= Freddy Goes to the North Pole =

1930 book written by Walter R. Brooks

First edition (publ. Alfred A. Knopf)

Freddy goes to the North Pole (1930) (formerly published as More To and Again) is the second of the Freddy the Pig books written by Walter R. Brooks. It tells of how the animals of the Bean Farm went to rescue some of their animals friends who went on an expedition to the North Pole.

==Plot summary==
In the beginning, Freddy had the idea to establish a tourism company called Barnyard Tours Inc.
The animals agreed, and the company was formed. Animals could pay for a tour with food, or by doing work for Mr. Bean. Soon, however, Freddy and Jinx, the cat, were sick and tired of conducting the tours. Freddy suggested a trip to the North Pole. So they and four other animals set off.

A year passed, and the animals left began to worry. A mob formed in the barnyard triggered by a speech by Charles, the rooster. Then, Ferdinand, a crow from the expedition, came back and organized a rescue party. He said they had gone on a ship and crew were planning to eat Freddy. The sailors had said that they might try going to Santa Claus’ house.

Later, in the woods of Canada, two children and a bear joined the rescue party. However, it soon was discovered that Ferdinand forgot to bring food and clothing for the animals. Everything looked grim for Ferdinand for a minute, but he suddenly came up with the idea for a lecture tour. The animals of the woods brought in food and clothing they found in the woods.

Also, a few weeks later Charles and Jack, a dog, wandered away and were captured by some wolves. The animals, Charles and Jack, managed to drive the wolves away with the help of some ants. They finally arrived at Santa Claus’ house. The animals found Freddy there and also found a problem: The sailors were trying to turn Santa Claus's irregular workshop into an ordinary, assembly line factory.

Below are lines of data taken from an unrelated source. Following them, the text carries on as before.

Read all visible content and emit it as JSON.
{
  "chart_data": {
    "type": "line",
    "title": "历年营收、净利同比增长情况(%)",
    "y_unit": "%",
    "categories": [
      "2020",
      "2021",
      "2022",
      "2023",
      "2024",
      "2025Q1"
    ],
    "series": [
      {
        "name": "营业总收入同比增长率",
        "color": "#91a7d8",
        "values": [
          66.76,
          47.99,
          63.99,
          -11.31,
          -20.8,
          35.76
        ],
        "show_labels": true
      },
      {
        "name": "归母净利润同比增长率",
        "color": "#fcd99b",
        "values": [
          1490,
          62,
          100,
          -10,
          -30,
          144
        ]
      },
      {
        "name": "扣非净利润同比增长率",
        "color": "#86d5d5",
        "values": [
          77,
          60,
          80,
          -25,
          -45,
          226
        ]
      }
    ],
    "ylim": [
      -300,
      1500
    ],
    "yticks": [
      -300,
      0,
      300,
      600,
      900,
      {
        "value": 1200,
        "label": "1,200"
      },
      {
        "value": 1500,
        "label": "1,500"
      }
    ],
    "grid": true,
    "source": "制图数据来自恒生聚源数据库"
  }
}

The animals tried to make the sailors leave. They played ghosts, but one sailor wasn't scared. Then, Freddy sent the captain, Mr. Hooker, a treasure map. He thought all the sailors would go with him, but instead, he tried to get all of it for himself. Freddy and Jinx chased after him and took it back. Later, the whole crew of the ship was shown the map.

The sailors left and Santa Claus's workshop went back to normal. Santa Claus took the animals and the two children to the Bean Farm.